A youthful and fit 62, Udall is not all gloom and doom—more like genetically earnest. He is confident the business community will find marketplace solutions to address climate change if government will do three things: Put a price on carbon, set renewable-energy standards for power companies, and adopt long-term tax incentives for fledging industries like wind, geothermal, and biomass. Sounds easy enough, but the politics in Washington are not friendly to climate-change initiatives. Republicans are opposed to legislative solutions, and West Virginia Democrat Joe Manchin won his Senate seat by shooting the cap-and-trade bill in a TV ad.
“Man is now in charge of the thermostat for the globe.”

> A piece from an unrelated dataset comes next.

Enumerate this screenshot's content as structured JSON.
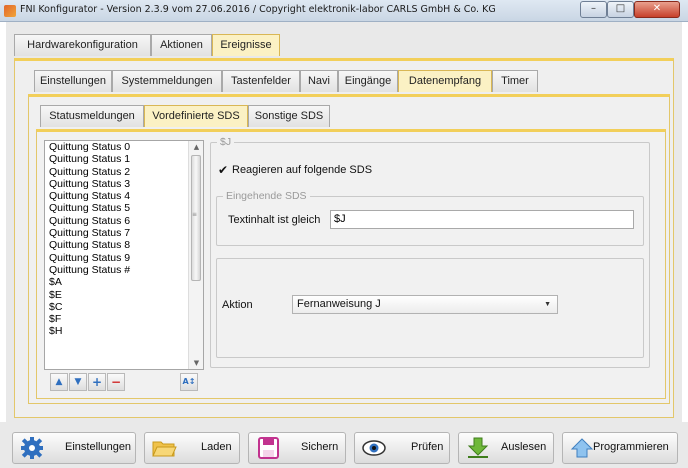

With congressional action effectively sidelined, climate-change advocates are turning to the Environmental Protection Agency to exercise its power to regulate greenhouse gases under the Clean Air Act. The Senate this month defeated an amendment offered by GOP leader Mitch McConnell (R-KY) that would have taken that authority away from the EPA. The vote was 50-50, hardly a rousing endorsement. Looking at what Udall is up against, Matt Bennett of Third Way, a moderate Democratic group, says, “He’s enormously impassioned about climate change. The question is: Is he shouting into a hurricane at the moment?”
At a recent congressional hearing on climate science, one of the featured witnesses, J. Scott Armstrong, a professor of marketing at the Wharton School at the University of Pennsylvania, challenged the computer models that Udall and others cite as evidence of what will happen if greenhouse gases are not curbed. Armstrong told The Daily Beast that he doesn’t know a lot about climate change, but as an expert forecaster, he finds “a high degree of uncertainty” in the information used to predict a significantly warming planet. “They’re not forecasts; you could call them possibilities,” he says, adding that because climate is always changing throughout history, he’s not worried and sees no need for Hill action. Armstrong invited Gore to join him in a “Global Warming Challenge” on likely temperature changes, but the former vice president declined to accept the wager. The results initially tracked on Armstrong’s website don’t favor Armstrong, but he says he’s certain he’ll be vindicated 100 years from now.
Udall says there will always be the occasional outlier, but the science is strong and getting stronger even as the political resistance hardens. New Jersey Gov. Chris Christie is the latest in a lengthening list of Republican politicians who question whether climate change is a problem, or should be seen as anything other than a natural phenomenon. Tim Pawlenty, Newt Gingrich, even Sarah Palin, are among those who challenge the science they once embraced as it becomes more politicized.
For Udall, this is an issue that he traces back to his pioneering Mormon great-grandfather. His sprawling family, the product of plural marriages in earlier generations, has been elected to office in New Mexico, Colorado, Arizona, Oregon, and Utah. His first cousin, Mark Udall, is a senator from Colorado. His uncle, the late Arizona congressman Morris “Mo” Udall, ran for president in 1976. A second cousin, Mike Lee, was elected last year to the Senate from Utah. The Udalls are often called the Kennedys of the West because of their strong tradition of public service. Despite the long odds against him on his signature issue, Udall remains upbeat. He quotes Churchill as saying, “Government always does the right thing, usually after all else fails.”